I started reading this book, thinking it would be funny, I could review it for Christmas and be timely and relevant and it was short and I’d finish it quickly….

…and I didn’t like it enough to finish it. I didn’t even get to the brain-eating zombies the Angel raised when he got confused by the wishes of the wrong child to have Santa raised from the dead after he’d been whacked in the face with a shovel by a Christmas-tree-stealing do-gooder whose friend wields a broadsword.

That enough about plot summary? The plot could best be described as “smoke pot while watching HBO all night, then write.” Yeah, hilarious.
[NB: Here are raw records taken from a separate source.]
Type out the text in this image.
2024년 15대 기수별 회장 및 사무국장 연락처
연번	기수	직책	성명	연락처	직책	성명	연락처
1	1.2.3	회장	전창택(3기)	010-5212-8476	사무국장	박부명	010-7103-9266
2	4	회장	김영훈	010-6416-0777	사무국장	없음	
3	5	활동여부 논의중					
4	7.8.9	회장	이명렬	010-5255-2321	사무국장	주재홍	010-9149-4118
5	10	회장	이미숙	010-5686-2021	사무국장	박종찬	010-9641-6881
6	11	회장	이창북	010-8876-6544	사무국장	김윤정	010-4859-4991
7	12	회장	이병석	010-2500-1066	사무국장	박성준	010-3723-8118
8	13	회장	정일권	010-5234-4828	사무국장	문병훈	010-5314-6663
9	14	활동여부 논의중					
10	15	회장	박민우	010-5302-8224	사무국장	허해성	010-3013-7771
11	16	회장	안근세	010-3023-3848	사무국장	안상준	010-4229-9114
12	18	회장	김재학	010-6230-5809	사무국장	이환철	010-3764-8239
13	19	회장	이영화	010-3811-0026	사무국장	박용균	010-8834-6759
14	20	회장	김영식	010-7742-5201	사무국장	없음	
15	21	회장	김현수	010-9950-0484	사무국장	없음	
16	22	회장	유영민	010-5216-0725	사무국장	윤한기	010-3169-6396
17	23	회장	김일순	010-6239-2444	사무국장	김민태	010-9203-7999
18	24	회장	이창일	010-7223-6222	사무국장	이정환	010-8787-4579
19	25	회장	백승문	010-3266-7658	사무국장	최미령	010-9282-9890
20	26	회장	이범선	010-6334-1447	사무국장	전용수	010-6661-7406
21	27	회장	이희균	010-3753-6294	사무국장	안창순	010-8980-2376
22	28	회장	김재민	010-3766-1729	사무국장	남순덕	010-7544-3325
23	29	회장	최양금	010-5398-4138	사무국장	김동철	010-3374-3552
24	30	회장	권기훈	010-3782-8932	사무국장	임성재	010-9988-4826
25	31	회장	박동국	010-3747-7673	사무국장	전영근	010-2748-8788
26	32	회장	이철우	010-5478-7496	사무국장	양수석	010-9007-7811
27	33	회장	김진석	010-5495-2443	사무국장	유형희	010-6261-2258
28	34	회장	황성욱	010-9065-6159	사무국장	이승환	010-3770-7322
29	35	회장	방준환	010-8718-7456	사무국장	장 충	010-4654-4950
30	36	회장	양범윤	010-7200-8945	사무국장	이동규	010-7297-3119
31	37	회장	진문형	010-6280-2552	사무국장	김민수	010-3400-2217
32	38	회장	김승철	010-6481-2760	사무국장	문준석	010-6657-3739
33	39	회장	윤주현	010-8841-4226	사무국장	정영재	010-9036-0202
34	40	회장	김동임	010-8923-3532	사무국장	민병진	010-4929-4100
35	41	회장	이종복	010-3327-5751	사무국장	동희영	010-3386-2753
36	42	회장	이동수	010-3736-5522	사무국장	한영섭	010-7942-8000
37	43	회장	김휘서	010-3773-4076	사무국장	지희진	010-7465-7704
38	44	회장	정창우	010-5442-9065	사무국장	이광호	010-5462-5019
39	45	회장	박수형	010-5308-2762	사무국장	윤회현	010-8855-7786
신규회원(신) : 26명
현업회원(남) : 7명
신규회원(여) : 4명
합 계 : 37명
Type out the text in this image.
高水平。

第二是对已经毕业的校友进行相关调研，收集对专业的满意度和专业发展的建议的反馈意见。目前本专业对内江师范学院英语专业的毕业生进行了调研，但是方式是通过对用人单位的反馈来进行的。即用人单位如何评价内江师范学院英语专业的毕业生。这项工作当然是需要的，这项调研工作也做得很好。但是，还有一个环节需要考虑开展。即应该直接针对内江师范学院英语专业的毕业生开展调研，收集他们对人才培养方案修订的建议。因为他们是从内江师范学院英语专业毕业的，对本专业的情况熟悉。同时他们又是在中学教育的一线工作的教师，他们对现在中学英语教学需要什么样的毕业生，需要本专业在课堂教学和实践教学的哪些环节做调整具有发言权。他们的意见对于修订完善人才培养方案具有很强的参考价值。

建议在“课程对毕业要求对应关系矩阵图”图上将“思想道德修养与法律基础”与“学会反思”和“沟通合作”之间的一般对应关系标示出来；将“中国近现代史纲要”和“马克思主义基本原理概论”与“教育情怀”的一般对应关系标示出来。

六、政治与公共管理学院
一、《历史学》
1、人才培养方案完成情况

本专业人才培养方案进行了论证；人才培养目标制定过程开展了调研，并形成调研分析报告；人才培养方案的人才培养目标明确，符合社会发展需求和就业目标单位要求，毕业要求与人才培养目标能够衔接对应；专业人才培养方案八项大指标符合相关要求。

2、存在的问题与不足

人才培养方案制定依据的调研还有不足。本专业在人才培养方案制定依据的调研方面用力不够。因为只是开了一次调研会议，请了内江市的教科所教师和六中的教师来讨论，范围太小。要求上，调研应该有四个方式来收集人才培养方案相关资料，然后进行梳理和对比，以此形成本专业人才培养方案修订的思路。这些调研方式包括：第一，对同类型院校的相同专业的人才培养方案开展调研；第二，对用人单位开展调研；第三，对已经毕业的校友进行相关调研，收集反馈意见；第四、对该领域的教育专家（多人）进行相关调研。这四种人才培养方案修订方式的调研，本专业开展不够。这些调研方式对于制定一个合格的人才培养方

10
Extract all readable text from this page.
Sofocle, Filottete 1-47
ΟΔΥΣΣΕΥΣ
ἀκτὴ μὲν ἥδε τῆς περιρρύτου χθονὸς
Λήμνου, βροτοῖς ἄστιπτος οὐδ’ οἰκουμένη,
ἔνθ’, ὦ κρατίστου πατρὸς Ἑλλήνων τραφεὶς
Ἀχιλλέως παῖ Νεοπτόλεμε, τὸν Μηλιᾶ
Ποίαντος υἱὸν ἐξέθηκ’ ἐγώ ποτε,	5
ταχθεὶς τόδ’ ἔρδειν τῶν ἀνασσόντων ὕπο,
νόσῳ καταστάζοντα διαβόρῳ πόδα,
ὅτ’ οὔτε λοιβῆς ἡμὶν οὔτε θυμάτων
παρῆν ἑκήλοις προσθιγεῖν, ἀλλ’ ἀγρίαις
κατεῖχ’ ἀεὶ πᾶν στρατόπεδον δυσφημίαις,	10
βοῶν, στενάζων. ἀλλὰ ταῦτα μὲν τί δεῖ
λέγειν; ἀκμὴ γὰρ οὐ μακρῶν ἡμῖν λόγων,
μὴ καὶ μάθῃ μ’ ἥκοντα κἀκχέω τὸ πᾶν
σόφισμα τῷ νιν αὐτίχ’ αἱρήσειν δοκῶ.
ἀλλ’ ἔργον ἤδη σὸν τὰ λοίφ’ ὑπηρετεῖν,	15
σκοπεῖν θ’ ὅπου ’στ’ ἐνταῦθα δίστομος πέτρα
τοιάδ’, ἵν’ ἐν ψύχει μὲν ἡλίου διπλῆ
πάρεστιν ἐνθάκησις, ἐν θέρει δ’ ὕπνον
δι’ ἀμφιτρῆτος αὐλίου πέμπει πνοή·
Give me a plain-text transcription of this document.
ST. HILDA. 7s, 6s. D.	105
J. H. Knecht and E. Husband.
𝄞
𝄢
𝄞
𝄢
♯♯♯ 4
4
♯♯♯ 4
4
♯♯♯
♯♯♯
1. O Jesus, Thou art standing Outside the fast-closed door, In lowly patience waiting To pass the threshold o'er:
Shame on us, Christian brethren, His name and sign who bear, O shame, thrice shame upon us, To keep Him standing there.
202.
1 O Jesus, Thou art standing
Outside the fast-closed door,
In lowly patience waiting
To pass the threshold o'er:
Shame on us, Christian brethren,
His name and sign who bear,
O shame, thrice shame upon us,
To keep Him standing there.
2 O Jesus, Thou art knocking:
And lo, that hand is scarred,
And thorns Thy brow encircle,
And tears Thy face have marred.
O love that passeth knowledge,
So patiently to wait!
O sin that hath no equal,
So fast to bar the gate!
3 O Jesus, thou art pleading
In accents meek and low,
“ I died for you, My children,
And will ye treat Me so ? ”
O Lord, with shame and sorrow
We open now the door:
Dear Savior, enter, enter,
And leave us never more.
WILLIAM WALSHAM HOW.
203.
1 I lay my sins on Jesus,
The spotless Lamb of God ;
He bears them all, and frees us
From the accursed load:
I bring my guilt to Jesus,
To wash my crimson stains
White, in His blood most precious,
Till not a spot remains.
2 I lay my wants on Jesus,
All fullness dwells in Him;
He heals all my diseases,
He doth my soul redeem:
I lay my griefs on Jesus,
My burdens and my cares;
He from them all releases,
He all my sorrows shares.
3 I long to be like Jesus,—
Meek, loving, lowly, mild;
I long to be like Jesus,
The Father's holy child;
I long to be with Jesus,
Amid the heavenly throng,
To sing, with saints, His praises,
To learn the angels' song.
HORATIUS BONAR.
Not.

What’s funny about a bunch of stereotypes slouching toward Bethlehem in an overwritten “ain’t my word use clever” streams of unmerciful-undead never ceasing?

I never read any of Moore’s other books. Tom Robbins kills me, so funny, so kooky, so Lewis Carroll on  a good day. Moore, apparently, is meant to be like him.

Still waiting to see that parallel line meet itself….

So I’m sorry to tell you that I have no Monday book because I backed the wrong horse, and didn’t have time to start over.

All I can tell you is, save yourself. If you like character driven plots, well, his characters are as thin as the paper they’re written on. His plot is driven by wild horses running away, and I’m not going to be looking for any more Moores.

Go watch Alias Grace. It’s way better and you can crochet at the same time.